Oh piers anthony no

Last few years? There always has been good kid’s fantasy books out there: Madeline L’engle, Lloyd Alexander, Susan Cooper, Roald Dahl, Norton Juster, L Frank Baum, Lewis Carroll, etc.

Those are all authors I cut my teeth on as a kid, and I think are all age-appropriate pre-teen books.

The more recent “bumper crop” books are crap like Eragon and an endless supply of Harry Potter knockoffs, although the Inkheart and Ember series are supposed to be good (and of course Pullman’s stuff.)

What rape is there in Lovecraft? There are plenty of allusions to miscegeny, something that apparently freaked him out, and he was certainly bigoted in various ways, but I don’t remember any characters in any sexual situations at all offhand. Of course, I haven’t read his complete works.

There’ve been plenty of allusions to rape in the mythos, but not by Lovecraft himself. If anything, his works give the distinct impression that sex in general, and specifically vaginas, scared the living shit out of him.

That was my impression too.

There was a really funny one man skit put on a couple of years ago at the H.P. Lovecraft festival where in a school age H.P. is confronted with a drawing of a vagina on a chalkboard in a sex education class.

Absolutely hilarious, I believe there is a dvd or sumsuch, but the name escapes me*.

*Late Bloomer which seems to be a more fleshed out version of the skit I saw, can’t say how good it is.

Because nobody demanded it - a trailer for Late Bloomer

If it did happen, it was “off-screen,” so to speak. Consensual sex occurred somewhat more often, IIRC.

nods Yep, I think the first thing I read of his was Split Infinty. Loved his stuff as a kid and read everything he wrote for years.
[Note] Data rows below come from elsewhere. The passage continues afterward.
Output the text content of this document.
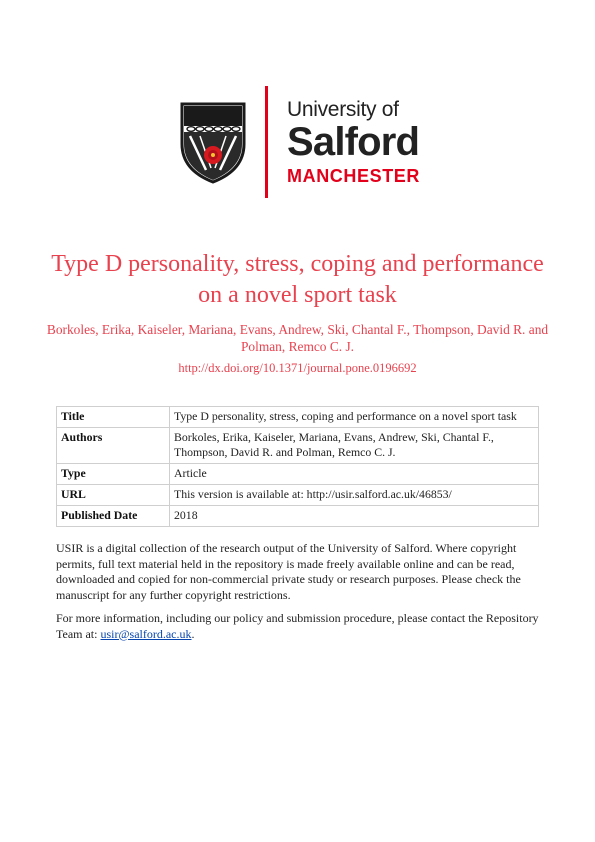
University of
Salford
MANCHESTER
Type D personality, stress, coping and performance on a novel sport task
Borkoles, Erika, Kaiseler, Mariana, Evans, Andrew, Ski, Chantal F., Thompson, David R. and Polman, Remco C. J.
http://dx.doi.org/10.1371/journal.pone.0196692
Title	Type D personality, stress, coping and performance on a novel sport task
Authors	Borkoles, Erika, Kaiseler, Mariana, Evans, Andrew, Ski, Chantal F., Thompson, David R. and Polman, Remco C. J.
Type	Article
URL	This version is available at: http://usir.salford.ac.uk/46853/
Published Date	2018
USIR is a digital collection of the research output of the University of Salford. Where copyright permits, full text material held in the repository is made freely available online and can be read, downloaded and copied for non-commercial private study or research purposes. Please check the manuscript for any further copyright restrictions.
For more information, including our policy and submission procedure, please contact the Repository Team at: usir@salford.ac.uk.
Not to defend Anthony (because he’s terrible), but just to play Devil’s Advocate – Lewis Carroll?

Or Lovecraft. I’d argue his paranoid and rabid racism maybe made him a more effective horror writer.

It’s possible for a writer to be a horrible human being and produce things that are still worth reading. Piers Anthony, of course, is a horrible human being AND a horrible writer, so no help to him.

Interesting you should bring this up. There’s a Smithsonian article about this subject that I read this month.

I think some of it is a matter of us looking at a 19th century man from the 21st century. A quote from the article:

His image as a man of suspect sexuality “says more about our society and its hang-ups than it does about Dodgson himself,” Will Brooker says. We see him through the prism of contemporary culture—one that sexualizes youth, especially female youth, even as it is repulsed by pedophilia.

Heck yeah. L’Engle’s “A Wrinkle in Time” series got me through grade school.

Insert mandatory reference to the Sonia Greene (a.k.a. Mrs. Lovecraft) quote about how he was “an adequately excellent lover”.

I love Pratchett to bits, but I’ve never been able to discern a difference between the style of his ‘kids’ books and everything else. I mean ‘Equal Rites’
has a young protagonist, but it’s not in the ‘kids books’ section… eh, you can’t really go wrong with him.

My two year old daughter is having lunch right next to me and I just had a little happy thinking of all the cool books I can give her to read :)

We’ll probably have eye implant readers available by then. Or maybe the iBall.

The kids’ books have chapter breaks.

I read On A Pale Horse as a teenager and really enjoyed it. The series rapidly went downhill, and I never made it past the third or fourth book and I lost interest in Anthony.

From the rest of this topic, looks like a good thing.

The sixth book was by far the worst, as the entire plot of the book hung on stupid wordplay, wherein it was revealed that (spoilers, but honestly if you care about spoilers at this point, you’re not reading this thread) the character named “Natasha” was actually an anagram for “Ah, Satan”.

You can imagine how book-throwingly awesome it was to see J.K. Rowling use this exact plot point in the Harry Potter books.

Louis Cypher approves.

“In the year 1999, the world will be run by a computer known as ‘S.A.-TAN’, a clever concealment of the name ‘Satan’”

The A.V. Club revisits Piers Anthony (via)

It’s almost criminal to call Anthony’s misogyny casual, seeing as how it’s so completely thought out and fundamentally integrated as a primary theme.

Chameleon has no control over her metamorphosis. It occurs naturally and gradually according to a monthly—or rather, “lunar”—cycle that’s obviously meant as a metaphor for the menstrual cycle. Because, of course, that’s what a woman’s period does: turns them into either mindless fuck-bunnies or devious, penis-wilting shrews.

Speaking of basilisks: Bestiality is a central plot point of Spell. Bink discovers that the underpopulation of Xanth is a result of all the human-on-monster sex that goes down across the land thanks to a bit of magical, naturally occurring aphrodisiac. But Bink doesn’t judge. He can’t. Earlier in the book, under the thrall of that aphrodisiac, he gets a hard-on for a harpy. But hey, he doesn’t judge.

TL; DR.

His Topics in Multicultural and Gender Issues In American Literature professor must be very proud, though.